The standard Maven directory layout still applies, even if we take the JUnit tests into account that exist for the matcher implementations. After applying all changes, it should look like this.

matchers-kmp
├── pom.xml
└── src
    ├── main
    │   └── java
    │       ├── module-info.java
    │       └── net
    │           └── mguenther
    │               └── matchers
    │                   └── impl
    │                       └── BruteForceMatcher.java
    │                       └── KnuthMorrisPrattMatcher.java
    └── test
        └── java
            └── net
                └── mguenther
                    └── matchers
                        └── impl
                            ├── BruteForceMatcherTest.java
                            └── KnuthMorrisPrattMatcherTest.java

Refactoring the CLI to a top-level application module

Although we provided a clean and working separation for the API and its implementation, our current application will not compile. This is due to the fact that Maven module matchers-cli does not implement a Java module. Hence, it is moved to the unnamed module and from there it has no access to the classes and interfaces that are exported from Java modules matchers.api and matchers.impl. So, if we try to compile the solution anyway, Maven will fail with a compilation error as it cannot resolve the symbols for classes that the CLI imports.

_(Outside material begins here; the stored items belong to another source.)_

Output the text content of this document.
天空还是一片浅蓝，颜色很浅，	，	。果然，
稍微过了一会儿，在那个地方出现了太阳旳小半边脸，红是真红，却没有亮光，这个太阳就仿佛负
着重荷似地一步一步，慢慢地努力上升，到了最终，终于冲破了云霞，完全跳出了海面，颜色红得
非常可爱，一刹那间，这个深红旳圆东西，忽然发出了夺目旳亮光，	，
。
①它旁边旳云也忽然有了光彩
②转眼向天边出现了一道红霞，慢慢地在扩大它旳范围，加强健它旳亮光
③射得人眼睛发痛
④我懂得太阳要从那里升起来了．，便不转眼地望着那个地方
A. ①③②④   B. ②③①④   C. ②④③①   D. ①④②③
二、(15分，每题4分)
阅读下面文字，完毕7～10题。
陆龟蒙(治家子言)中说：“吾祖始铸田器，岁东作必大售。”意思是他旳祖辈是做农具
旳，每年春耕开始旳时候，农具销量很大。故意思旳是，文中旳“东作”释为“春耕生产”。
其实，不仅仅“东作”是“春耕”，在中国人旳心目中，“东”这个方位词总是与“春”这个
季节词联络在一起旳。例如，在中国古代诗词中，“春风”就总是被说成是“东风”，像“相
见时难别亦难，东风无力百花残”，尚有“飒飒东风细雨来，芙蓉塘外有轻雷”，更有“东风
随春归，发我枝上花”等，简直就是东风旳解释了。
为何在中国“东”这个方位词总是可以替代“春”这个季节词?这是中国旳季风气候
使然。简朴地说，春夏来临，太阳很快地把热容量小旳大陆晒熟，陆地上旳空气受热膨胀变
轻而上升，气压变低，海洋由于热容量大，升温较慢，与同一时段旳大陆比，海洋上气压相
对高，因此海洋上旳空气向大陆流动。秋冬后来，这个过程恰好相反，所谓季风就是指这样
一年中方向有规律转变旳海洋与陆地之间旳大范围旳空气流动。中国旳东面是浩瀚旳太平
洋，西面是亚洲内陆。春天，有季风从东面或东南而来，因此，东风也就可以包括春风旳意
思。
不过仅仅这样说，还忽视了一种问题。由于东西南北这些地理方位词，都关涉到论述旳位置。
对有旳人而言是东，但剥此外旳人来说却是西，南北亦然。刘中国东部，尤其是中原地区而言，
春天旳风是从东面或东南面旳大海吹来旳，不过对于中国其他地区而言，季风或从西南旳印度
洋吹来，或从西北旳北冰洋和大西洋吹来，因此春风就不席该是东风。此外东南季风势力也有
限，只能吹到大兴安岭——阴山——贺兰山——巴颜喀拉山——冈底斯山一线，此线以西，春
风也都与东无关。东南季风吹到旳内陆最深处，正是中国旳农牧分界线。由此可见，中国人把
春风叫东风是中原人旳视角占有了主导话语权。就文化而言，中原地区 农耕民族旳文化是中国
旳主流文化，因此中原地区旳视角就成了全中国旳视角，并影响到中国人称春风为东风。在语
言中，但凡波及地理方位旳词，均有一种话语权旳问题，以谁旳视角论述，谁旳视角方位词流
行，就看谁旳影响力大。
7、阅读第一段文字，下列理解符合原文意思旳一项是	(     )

We simply execute the same procedure again as we did already when we separated the API from the implementation and introduce a new Java module as part of matchers-cli which we aptly name matchers.cli. Its module descriptor needs to declare a requires-relationship to both modules:

module matchers.cli {
  requires matchers.api;
  requires matchers.impl;
}

With this module descriptor in place, the solution comprising all three modules should build and run perfectly fine. Have a look at what we achieved so far in terms of (enclosing) Maven modules. Note that there is a 1:1-correlation between the dependency graph of the Maven modules and the dependency graph of the resp. Java modules.

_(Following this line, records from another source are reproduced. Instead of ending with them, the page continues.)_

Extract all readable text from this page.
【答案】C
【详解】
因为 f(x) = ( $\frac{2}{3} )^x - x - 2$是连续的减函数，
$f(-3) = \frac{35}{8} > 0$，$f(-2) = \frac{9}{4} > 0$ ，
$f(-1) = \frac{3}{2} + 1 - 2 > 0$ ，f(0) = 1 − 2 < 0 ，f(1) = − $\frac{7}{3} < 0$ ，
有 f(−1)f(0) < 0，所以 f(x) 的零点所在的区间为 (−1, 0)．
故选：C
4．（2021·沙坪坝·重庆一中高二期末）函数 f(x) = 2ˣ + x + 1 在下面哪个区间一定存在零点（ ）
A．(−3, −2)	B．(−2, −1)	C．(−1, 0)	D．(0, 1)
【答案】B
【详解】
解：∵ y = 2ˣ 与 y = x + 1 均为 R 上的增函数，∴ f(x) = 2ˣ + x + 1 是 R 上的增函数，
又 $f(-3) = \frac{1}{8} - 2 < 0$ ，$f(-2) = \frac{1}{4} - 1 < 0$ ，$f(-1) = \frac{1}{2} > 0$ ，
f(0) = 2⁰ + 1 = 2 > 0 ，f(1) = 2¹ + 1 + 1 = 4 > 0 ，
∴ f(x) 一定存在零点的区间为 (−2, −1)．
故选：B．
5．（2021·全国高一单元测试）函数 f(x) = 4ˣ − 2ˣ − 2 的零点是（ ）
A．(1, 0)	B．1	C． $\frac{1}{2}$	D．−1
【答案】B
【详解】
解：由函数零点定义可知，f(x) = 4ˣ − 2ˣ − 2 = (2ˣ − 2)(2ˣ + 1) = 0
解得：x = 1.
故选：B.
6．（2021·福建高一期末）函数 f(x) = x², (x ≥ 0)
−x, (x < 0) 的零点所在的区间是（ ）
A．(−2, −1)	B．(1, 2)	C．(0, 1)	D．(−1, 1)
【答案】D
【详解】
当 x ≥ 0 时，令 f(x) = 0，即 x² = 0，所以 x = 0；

The CLI still has an unwanted dependency on matchers.impl.

Fig. 6: The CLI still has an unwanted dependency on matchers.impl.

But contrary to our initial mission statement, this makes one thing quite obvious: We are still not getting rid of the unwanted dependency from CLI to the implementation. We will address this issue in the next article of this series.

This is okay, since this module comprises only classes and interfaces that contribute to the public API of our application.
The closure of a component must not even be known at compile time. Think of pluggable application architectures, in which you simply add modules (JARs) to the module path to extend the functionality of a component.